Final pit duruşuna gelindiğinde üç Ford aracı yarışı sırtlanmış durumdadır. Miles ve Hulme birinci sıradayken McLaren ve Amon ikinciliği, bir başka Ford pilotu olan Ronnie Bucknum ve Dick Hutcherson ise liderlerin 12 tur gerisinde olmasına rağmen üçüncü sıraya yerleşmiştir.

Ford, Araçlarının Aynı Anda Bitirmesini İstemiştir

Ford hâlihazırda Ferrari’yi tahtından salladığını anlayınca, yarışı  yükselen yarış hakimiyetlerini güçlendirecek ve Ferrari’ye alenen pistlerin liderinin kendileri olabileceğini gösterecek şekilde bitirme fikri uygular.
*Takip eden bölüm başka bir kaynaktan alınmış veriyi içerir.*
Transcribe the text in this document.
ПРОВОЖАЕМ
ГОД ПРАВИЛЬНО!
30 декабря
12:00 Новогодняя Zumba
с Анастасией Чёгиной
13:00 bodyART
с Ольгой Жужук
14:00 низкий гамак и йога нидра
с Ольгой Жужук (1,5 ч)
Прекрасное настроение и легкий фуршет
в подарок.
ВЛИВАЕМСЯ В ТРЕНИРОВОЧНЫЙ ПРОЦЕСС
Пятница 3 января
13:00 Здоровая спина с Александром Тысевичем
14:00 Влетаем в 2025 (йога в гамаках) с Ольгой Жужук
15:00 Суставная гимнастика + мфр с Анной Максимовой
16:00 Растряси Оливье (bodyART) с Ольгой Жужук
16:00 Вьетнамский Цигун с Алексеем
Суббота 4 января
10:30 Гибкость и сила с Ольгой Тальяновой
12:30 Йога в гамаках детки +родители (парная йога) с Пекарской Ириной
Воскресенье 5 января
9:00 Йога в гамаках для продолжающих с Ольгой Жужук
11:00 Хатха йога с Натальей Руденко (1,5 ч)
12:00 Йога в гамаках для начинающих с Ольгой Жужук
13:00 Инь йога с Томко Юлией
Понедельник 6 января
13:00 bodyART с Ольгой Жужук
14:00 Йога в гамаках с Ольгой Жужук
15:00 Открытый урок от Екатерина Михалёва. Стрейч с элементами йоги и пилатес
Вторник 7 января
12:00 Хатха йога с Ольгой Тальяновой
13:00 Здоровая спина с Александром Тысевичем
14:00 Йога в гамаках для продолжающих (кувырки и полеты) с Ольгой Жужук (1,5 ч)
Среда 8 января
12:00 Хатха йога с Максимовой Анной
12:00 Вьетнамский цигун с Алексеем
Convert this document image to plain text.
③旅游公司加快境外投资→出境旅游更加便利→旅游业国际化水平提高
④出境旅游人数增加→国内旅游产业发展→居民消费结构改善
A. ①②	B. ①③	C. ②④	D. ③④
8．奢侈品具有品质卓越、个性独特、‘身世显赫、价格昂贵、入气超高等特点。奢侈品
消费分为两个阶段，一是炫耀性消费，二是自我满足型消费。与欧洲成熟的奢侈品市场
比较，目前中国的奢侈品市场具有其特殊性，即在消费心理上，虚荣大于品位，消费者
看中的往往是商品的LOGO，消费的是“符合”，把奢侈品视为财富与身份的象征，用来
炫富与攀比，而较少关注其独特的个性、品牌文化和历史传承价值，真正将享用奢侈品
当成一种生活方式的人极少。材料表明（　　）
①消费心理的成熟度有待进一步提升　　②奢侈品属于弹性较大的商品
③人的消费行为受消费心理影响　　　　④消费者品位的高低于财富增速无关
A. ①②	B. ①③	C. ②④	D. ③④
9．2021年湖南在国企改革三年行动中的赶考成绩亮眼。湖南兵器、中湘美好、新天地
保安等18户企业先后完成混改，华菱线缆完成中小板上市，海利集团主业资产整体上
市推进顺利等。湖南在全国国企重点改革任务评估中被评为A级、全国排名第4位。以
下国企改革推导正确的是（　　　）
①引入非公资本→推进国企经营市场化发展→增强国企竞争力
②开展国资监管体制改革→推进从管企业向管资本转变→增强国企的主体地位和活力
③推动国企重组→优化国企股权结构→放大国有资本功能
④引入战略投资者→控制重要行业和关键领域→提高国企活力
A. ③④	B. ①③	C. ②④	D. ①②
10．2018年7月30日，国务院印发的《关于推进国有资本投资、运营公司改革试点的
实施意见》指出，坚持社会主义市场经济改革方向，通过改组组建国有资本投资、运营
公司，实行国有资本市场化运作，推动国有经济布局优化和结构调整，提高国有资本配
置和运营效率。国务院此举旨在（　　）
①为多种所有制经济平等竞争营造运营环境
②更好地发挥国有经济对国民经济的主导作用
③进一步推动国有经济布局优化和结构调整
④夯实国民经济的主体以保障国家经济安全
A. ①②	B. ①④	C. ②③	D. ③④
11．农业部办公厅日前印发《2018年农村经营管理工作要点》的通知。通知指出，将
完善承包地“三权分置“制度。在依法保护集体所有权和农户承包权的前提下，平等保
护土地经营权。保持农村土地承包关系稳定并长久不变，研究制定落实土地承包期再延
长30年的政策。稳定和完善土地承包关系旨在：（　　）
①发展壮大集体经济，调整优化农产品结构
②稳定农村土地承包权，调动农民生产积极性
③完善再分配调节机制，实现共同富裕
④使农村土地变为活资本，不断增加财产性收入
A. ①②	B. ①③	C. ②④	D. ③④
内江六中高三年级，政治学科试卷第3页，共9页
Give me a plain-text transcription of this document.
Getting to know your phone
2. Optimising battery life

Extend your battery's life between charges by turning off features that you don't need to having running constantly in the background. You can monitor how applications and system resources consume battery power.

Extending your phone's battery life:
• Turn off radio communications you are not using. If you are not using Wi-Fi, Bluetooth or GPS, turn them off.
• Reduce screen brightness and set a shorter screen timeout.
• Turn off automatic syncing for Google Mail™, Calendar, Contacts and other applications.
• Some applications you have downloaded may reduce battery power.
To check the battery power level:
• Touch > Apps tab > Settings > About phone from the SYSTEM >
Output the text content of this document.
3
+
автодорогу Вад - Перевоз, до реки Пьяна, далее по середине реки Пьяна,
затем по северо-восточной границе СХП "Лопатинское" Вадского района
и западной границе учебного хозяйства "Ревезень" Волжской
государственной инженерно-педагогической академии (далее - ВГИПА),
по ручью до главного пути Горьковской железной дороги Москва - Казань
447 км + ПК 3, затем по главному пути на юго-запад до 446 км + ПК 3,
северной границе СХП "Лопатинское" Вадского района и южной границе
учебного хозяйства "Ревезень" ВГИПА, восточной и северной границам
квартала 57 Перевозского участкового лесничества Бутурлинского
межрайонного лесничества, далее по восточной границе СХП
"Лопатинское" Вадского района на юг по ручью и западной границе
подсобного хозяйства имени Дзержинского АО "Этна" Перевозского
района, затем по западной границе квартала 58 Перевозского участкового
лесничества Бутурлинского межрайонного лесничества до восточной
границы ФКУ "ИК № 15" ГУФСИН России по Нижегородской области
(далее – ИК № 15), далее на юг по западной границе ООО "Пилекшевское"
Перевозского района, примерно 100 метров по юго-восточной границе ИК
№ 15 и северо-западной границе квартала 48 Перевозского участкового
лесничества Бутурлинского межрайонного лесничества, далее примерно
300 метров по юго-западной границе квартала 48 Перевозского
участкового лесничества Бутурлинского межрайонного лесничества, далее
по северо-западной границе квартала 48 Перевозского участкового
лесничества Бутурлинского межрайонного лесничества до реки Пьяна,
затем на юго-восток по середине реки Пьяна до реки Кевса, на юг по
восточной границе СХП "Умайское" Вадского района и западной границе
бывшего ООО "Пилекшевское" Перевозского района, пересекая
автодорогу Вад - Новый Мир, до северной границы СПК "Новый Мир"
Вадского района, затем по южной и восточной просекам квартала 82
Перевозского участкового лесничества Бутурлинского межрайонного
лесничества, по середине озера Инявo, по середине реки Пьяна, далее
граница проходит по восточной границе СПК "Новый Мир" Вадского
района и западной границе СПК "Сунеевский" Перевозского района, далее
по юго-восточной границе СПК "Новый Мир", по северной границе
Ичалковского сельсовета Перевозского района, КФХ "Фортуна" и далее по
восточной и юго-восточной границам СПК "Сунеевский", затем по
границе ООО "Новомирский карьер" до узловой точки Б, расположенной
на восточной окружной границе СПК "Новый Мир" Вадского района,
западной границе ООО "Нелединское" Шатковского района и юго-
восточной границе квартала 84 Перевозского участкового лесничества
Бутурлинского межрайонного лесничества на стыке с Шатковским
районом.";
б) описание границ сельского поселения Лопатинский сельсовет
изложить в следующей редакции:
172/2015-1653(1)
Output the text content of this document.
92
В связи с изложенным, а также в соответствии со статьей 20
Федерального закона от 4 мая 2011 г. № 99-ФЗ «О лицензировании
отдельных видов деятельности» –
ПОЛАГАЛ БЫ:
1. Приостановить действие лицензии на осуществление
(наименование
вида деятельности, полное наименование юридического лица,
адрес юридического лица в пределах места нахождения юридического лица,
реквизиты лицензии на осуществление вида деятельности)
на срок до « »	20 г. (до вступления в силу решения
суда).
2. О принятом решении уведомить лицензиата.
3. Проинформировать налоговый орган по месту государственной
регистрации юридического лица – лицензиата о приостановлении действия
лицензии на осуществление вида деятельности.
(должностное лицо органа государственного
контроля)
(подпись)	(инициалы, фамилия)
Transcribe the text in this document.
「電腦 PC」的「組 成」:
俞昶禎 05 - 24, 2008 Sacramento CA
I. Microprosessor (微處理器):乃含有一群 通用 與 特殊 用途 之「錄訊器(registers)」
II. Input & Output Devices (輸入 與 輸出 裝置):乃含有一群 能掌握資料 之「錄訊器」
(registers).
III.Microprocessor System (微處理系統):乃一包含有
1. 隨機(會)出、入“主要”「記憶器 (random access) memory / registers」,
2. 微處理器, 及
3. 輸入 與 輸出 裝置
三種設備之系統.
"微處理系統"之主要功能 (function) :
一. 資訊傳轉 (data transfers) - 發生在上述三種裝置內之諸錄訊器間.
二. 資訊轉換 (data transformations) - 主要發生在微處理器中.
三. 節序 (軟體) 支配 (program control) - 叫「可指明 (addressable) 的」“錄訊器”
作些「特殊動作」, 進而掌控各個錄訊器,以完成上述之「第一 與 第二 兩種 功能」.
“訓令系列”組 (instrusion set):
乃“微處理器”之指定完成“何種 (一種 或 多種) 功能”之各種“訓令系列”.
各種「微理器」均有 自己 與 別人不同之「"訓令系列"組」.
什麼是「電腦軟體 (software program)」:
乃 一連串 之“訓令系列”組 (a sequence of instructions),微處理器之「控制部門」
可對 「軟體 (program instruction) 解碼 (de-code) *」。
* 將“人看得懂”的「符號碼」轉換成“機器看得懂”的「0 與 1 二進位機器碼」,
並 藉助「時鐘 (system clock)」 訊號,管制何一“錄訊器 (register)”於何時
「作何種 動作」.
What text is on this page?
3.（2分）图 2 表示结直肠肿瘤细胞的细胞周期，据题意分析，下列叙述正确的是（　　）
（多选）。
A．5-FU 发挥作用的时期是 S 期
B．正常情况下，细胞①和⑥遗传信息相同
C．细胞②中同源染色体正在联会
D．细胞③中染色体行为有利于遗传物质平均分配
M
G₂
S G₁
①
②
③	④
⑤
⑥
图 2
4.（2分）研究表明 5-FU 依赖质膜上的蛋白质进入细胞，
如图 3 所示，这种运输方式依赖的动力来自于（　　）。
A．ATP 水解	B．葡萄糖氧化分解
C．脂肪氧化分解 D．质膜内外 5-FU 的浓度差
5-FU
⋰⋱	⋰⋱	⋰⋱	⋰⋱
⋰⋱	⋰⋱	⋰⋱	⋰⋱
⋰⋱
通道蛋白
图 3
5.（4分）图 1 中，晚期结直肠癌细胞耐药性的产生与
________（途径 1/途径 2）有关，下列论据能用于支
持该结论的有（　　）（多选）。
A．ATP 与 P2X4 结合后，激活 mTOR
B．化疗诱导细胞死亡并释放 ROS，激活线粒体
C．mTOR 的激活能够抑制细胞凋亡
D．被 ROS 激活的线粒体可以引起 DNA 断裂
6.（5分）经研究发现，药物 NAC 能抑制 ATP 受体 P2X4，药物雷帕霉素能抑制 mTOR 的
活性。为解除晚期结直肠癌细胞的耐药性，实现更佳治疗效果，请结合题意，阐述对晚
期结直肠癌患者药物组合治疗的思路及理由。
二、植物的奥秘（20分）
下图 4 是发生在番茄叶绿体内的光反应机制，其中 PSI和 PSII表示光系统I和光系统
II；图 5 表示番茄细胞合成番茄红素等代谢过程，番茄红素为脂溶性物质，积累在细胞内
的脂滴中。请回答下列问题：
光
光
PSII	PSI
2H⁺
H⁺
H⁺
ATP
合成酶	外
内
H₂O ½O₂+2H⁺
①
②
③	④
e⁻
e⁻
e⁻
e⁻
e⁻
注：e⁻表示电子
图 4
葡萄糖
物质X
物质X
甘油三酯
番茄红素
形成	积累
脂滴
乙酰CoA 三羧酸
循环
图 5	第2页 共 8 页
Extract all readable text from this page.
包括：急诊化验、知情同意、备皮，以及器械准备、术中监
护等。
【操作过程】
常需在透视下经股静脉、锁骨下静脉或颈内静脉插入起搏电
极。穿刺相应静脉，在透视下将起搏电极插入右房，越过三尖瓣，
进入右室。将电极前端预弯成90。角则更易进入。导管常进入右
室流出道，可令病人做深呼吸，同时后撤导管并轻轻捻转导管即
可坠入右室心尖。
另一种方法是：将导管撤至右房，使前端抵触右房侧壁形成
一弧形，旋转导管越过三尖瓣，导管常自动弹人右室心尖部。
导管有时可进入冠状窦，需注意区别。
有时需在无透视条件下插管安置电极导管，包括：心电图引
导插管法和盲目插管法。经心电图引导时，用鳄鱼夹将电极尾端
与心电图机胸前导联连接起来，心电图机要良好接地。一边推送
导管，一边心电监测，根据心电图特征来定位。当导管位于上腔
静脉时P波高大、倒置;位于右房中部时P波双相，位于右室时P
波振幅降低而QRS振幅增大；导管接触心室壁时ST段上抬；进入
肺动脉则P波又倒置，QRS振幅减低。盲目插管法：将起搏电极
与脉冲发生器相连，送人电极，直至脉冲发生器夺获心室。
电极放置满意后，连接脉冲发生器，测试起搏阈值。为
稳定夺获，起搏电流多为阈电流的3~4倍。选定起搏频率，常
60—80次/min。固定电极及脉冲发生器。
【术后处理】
O zamanın Ford yarış hakemi olan Leo Beebe, lider takımların hızlarını azaltıp kenara çektirerek üç Ford arabasının aynı anda çizgiyi geçecek şekilde yarışı başa baş bitirmelerini sağlamaya çalışmıştır.

Pist düzenleyicileri tarafından her ne kadar biri tarafından önerilen başa baş galibiyetin yarışın kademeli olarak başlamasından dolayı mümkün olmayacağı söylense de Beebe fikrinden vazgeçmemiş ve araçları bitiş çizgisine berabere getirtmiştir. Sonuç olarak Ford nihayet alenen Ferrari’yi yenmiştir.

Ford saat başına yaklaşık 130 mil toplamda da 3,000 millik ortalama hızla yol kat ederek 1966 Le Mans yarışındaki tüm ödülleri toplamıştır. Ford’un bitiş kararına uymak için yavaşlayan Miles takımı, yarışı McLaren takımından az bir farkla geride bitirmiştir. Planlandığı gibi birbiri ardına gelmiş olsalardı, McLaren start pozisyonunda Miles’tan birkaç sıra geride başlasa dahi yarışı birincilikle bitirebilir ve yarışın genelinde az bir farkla önünde yer alabilirdi.

Hemmings’in haberine göre Beebe yarışı berabere bitirme kararı hakkında ‘’Ken Miles ne yazık ki o sene yarışı kazanamadı. Bundan dolayı bazı sıkıntılar duymadım değil. Fakat gözü pek birisiydi, ben de aracını kenara çektirttim ve kelimenin tam anlamıyla yarışın sonunu hesapladım- bir, iki, üç…  Ken Miles’ı kenara çektirttim ve geride kalmasını sağladım çünkü araçların birbirlerine çarpmasından korkuyordum. Böyle durumlarda en son isteyeceğiniz şey tüm yatırımınızı heba edecek feci bir kazanın olmasıdır.’’ ifadelerinde bulunmuştur.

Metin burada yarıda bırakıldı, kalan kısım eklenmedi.